Monday, Adam Liptak, the NY Times’ legal reporter, published an article about Jerry Guerinot, a Texas lawyer who holds the distinction of having represented the most people sentenced to death – 20. That’s more people than most states that have the death penalty have on Death Row. He has not won one capital case. Liptak, who writes the always interesting and readable “Sidebar” column pulls no punches in assessing Guerinot in the first sentence of his piece:
“A good way to end up on death row in Texas is to be accused of a capital crime and have Jerry Guerinot represent you.”
Guerinot’s performance raises many of the issues discussed on this blog in prior posts. I am diametrically opposed to the death penalty in all circumstances because it cannot be fairly applied. See “The Death of the Death Penalty” (https://www.courtroomstrategy.com/2010/01/the-death-of-the-death-penalty/) discussing the American Law Institute’s study of the death penalty. Two people commit the same crime in the same fashion, one gets Guerinot, the other gets the next public defender in line. One gets death, the other doesn’t.
Recently, I was asked to address Professor Baz Dreisinger’s Crime and Punishment class at John Jay College. The floor was opened up for questions and one of the students asked “What’s the worst thing about the criminal justice system?” It was a whopper of a question that took two seconds to respond to : The lack of commitment to money for defense of the indigent. Its just not a popular budget item and no one ever got elected to public office on a platform of more money for Legal Aid lawyers. But sub-par defense lawyering is by far the leading cause of wrongful convictions; good lawyering can overcome almost every other cause – unfair judges, overzealous prosecutors, dishonest law enforcement personnel. Here’s a quote from Judge Ruth Bader Ginsburg from Liptak’s article:
“People who are well represented at trial do not get the death penalty.”
Now that may be a stretch (especially coming from someone who has never tried ANY case to a jury, never mind a case where someone’s life hangs in the balance), but a close examination of some of Guerinot’s cases shows that his poor representation led people to the chair. He routinely fails to investigate at all, according to the article. In one case, he met with the defendant for a total of 15 minutes before the trial. While this may sound shocking, this is par for the course from what I have seen first-hand in the wrongful conviction cases I have been involved in. See “Freedom Won for Innocent Man” (https://www.courtroomstrategy.com/2009/12/freedom-won-for-innocent-man-but-maybe-at-the-cost-of-truth/).
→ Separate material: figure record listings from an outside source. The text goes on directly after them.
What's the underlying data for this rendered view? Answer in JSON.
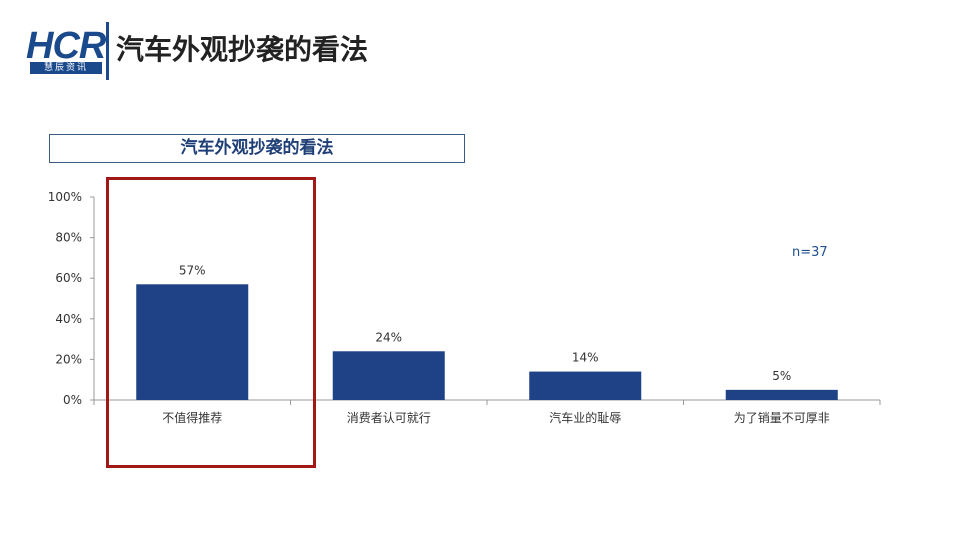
{
  "header": {
    "logo_text": "HCR",
    "logo_subtext": "慧辰资讯",
    "title": "汽车外观抄袭的看法"
  },
  "colors": {
    "bar": "#1f4286",
    "highlight": "#a01818",
    "brand": "#1a4a8c"
  },
  "chart_data": {
    "type": "bar",
    "title": "汽车外观抄袭的看法",
    "categories": [
      "不值得推荐",
      "消费者认可就行",
      "汽车业的耻辱",
      "为了销量不可厚非"
    ],
    "values": [
      57,
      24,
      14,
      5
    ],
    "value_labels": [
      "57%",
      "24%",
      "14%",
      "5%"
    ],
    "ylim": [
      0,
      100
    ],
    "yticks": [
      0,
      20,
      40,
      60,
      80,
      100
    ],
    "ytick_labels": [
      "0%",
      "20%",
      "40%",
      "60%",
      "80%",
      "100%"
    ],
    "sample_note": "n=37",
    "highlighted_category": "不值得推荐",
    "grid": false
  }
}
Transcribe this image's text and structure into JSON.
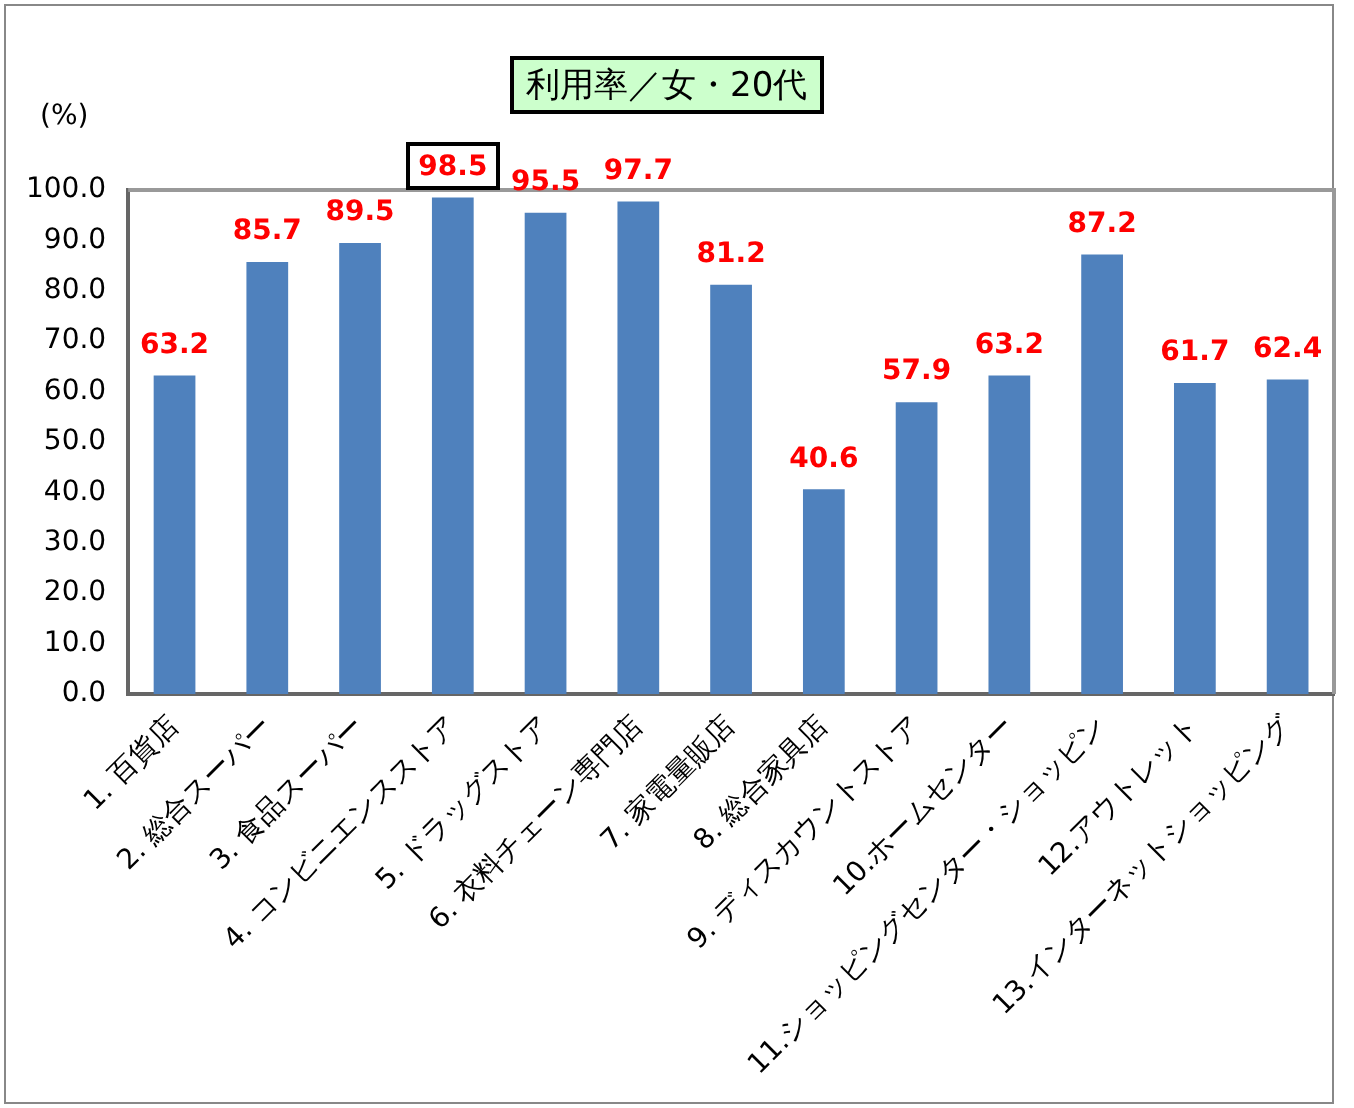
{
  "chart_data": {
    "type": "bar",
    "title": "利用率／女・20代",
    "ylabel": "(%)",
    "categories": [
      "1. 百貨店",
      "2. 総合スーパー",
      "3. 食品スーパー",
      "4. コンビニエンスストア",
      "5. ドラッグストア",
      "6. 衣料チェーン専門店",
      "7. 家電量販店",
      "8. 総合家具店",
      "9. ディスカウントストア",
      "10.ホームセンター",
      "11.ショッピングセンター・ショッピン",
      "12.アウトレット",
      "13.インターネットショッピング"
    ],
    "values": [
      63.2,
      85.7,
      89.5,
      98.5,
      95.5,
      97.7,
      81.2,
      40.6,
      57.9,
      63.2,
      87.2,
      61.7,
      62.4
    ],
    "color": "#4f81bd",
    "ylim": [
      0,
      100
    ],
    "yticks": [
      {
        "value": 0,
        "label": "0.0"
      },
      {
        "value": 10,
        "label": "10.0"
      },
      {
        "value": 20,
        "label": "20.0"
      },
      {
        "value": 30,
        "label": "30.0"
      },
      {
        "value": 40,
        "label": "40.0"
      },
      {
        "value": 50,
        "label": "50.0"
      },
      {
        "value": 60,
        "label": "60.0"
      },
      {
        "value": 70,
        "label": "70.0"
      },
      {
        "value": 80,
        "label": "80.0"
      },
      {
        "value": 90,
        "label": "90.0"
      },
      {
        "value": 100,
        "label": "100.0"
      }
    ],
    "data_labels": true,
    "grid": false,
    "legend": false
  }
}
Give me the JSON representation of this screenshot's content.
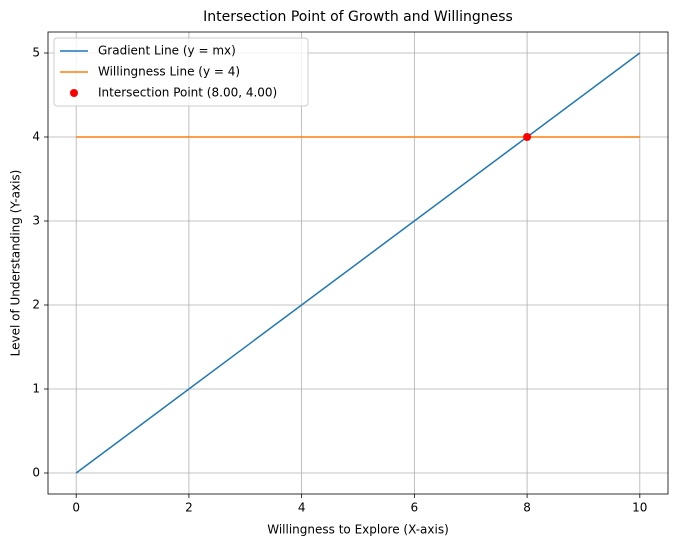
{
  "chart_data": {
    "type": "line",
    "title": "Intersection Point of Growth and Willingness",
    "x_label": "Willingness to Explore (X-axis)",
    "y_label": "Level of Understanding (Y-axis)",
    "series": [
      {
        "name": "Gradient Line (y = mx)",
        "color": "#1f77b4",
        "kind": "line",
        "x": [
          0,
          10
        ],
        "values": [
          0,
          5
        ]
      },
      {
        "name": "Willingness Line (y = 4)",
        "color": "#ff7f0e",
        "kind": "line",
        "x": [
          0,
          10
        ],
        "values": [
          4,
          4
        ]
      },
      {
        "name": "Intersection Point (8.00, 4.00)",
        "color": "#ff0000",
        "kind": "scatter",
        "x": [
          8
        ],
        "values": [
          4
        ]
      }
    ],
    "xlim": [
      -0.5,
      10.5
    ],
    "ylim": [
      -0.25,
      5.25
    ],
    "xticks": [
      0,
      2,
      4,
      6,
      8,
      10
    ],
    "yticks": [
      0,
      1,
      2,
      3,
      4,
      5
    ],
    "grid": true,
    "legend": "upper-left"
  }
}
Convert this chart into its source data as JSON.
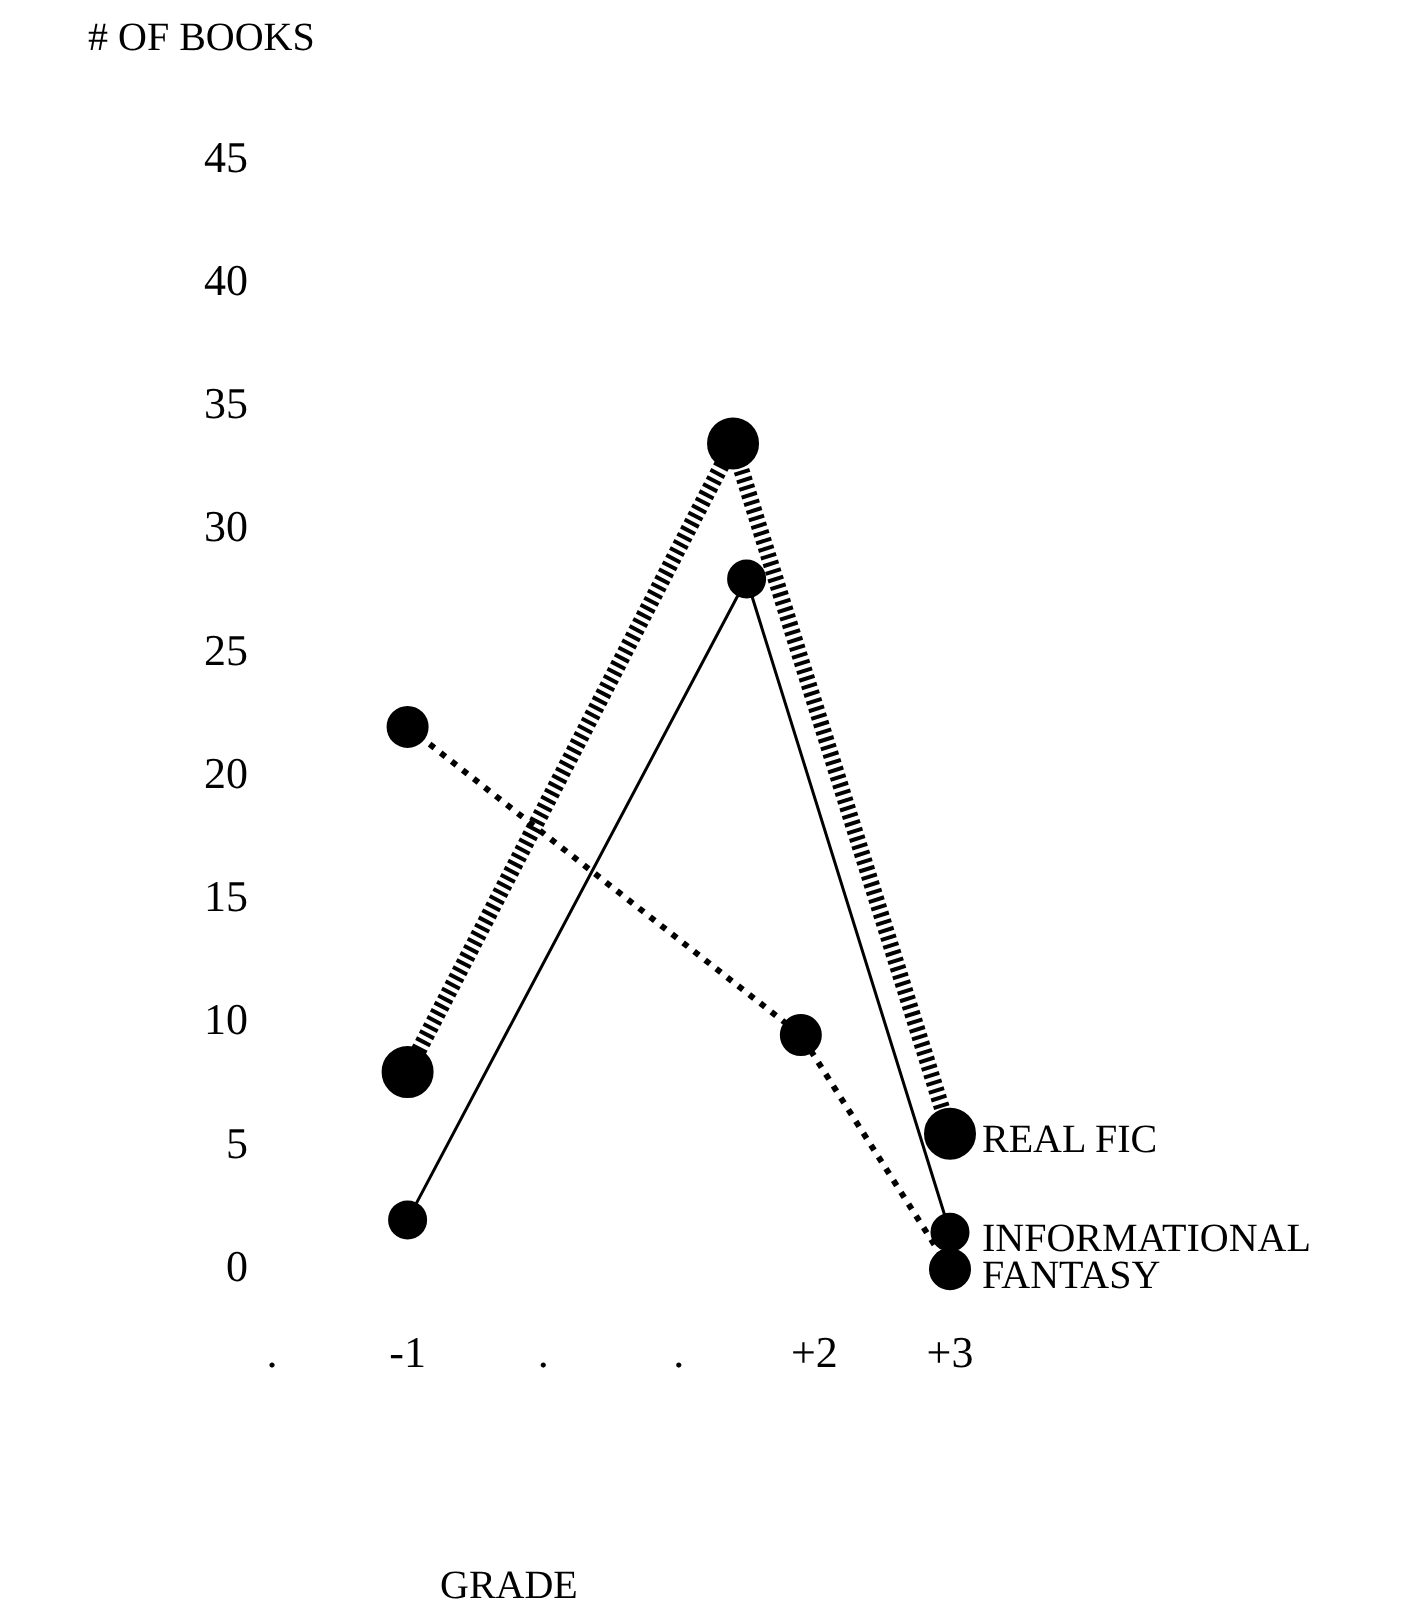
{
  "chart_data": {
    "type": "line",
    "ylabel": "# OF BOOKS",
    "xlabel": "GRADE",
    "xlim": [
      -2,
      3
    ],
    "ylim": [
      0,
      45
    ],
    "xticks": [
      {
        "value": -2,
        "label": "."
      },
      {
        "value": -1,
        "label": "-1"
      },
      {
        "value": 0,
        "label": "."
      },
      {
        "value": 1,
        "label": "."
      },
      {
        "value": 2,
        "label": "+2"
      },
      {
        "value": 3,
        "label": "+3"
      }
    ],
    "yticks": [
      0,
      5,
      10,
      15,
      20,
      25,
      30,
      35,
      40,
      45
    ],
    "marker": "circle",
    "series": [
      {
        "name": "REAL FIC",
        "color": "#000000",
        "line_style": "dashed",
        "x": [
          -1,
          1.4,
          3
        ],
        "values": [
          8,
          33.5,
          5.5
        ]
      },
      {
        "name": "INFORMATIONAL",
        "color": "#000000",
        "line_style": "solid",
        "x": [
          -1,
          1.5,
          3
        ],
        "values": [
          2,
          28,
          1.5
        ]
      },
      {
        "name": "FANTASY",
        "color": "#000000",
        "line_style": "dotted",
        "x": [
          -1,
          1.9,
          3
        ],
        "values": [
          22,
          9.5,
          0
        ]
      }
    ]
  }
}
In all of the cases, the trial lawyer never even visited the scene of the crime and spent only minutes with the defendants. So Guerinot’s conduct is not that unusual in cases where an innocent person was found guilty. Any lawyer can lose a trial, but to lose because of unpreparedness is inexcusable.
But bad lawyering has been compounded by the US Supreme Court’s (under Justice Roberts) narrowing of the right to a habeas corpus petition. The Court is accepting fewer and fewer such cases and has rejected reviewing a few of Guerniot’s cases, including one which is so egregious its being made the subject of a British documentary (the defendant, Linda Carty was a British national). The Texas court which reviewed the verdict found that Mr. Guerinot “made an imperfect attempt to avoid conviction and death” but added that “the Constitution does not require perfection in trial representation.” Of course not, but shouldn’t it at least require the lawyer to contact key witnesses, visit the crime scene and thoroughly prepare with his client? Guerinot did none of those things in Ms. Carty’s case. And both the State court and the Supreme Court found that procedure did not allow review of the case any further. The Texas court said it realized that this was “a harsh result.” A harsh result? This woman is going to go to die by lethal injection!
So Liptak concludes the article with the good news that Guerinot has stopped taking capital cases. But the bad news is that he instead now engages in the volume practice of criminal defense. In 2007 and 2008, for example, he represented a total of 2,000 felony defendants; an insane amount for a solo practitioner. There is no way he could do justice by taking on nearly 3 new clients a day every day for two years. How many people unnecessarily got convicted and did some jail time or had their lives ruined by getting a felony record? We’ll never know. Is it that much worse to do a great harm to a few people or a less harm but to a multitude of people? Why is either acceptable?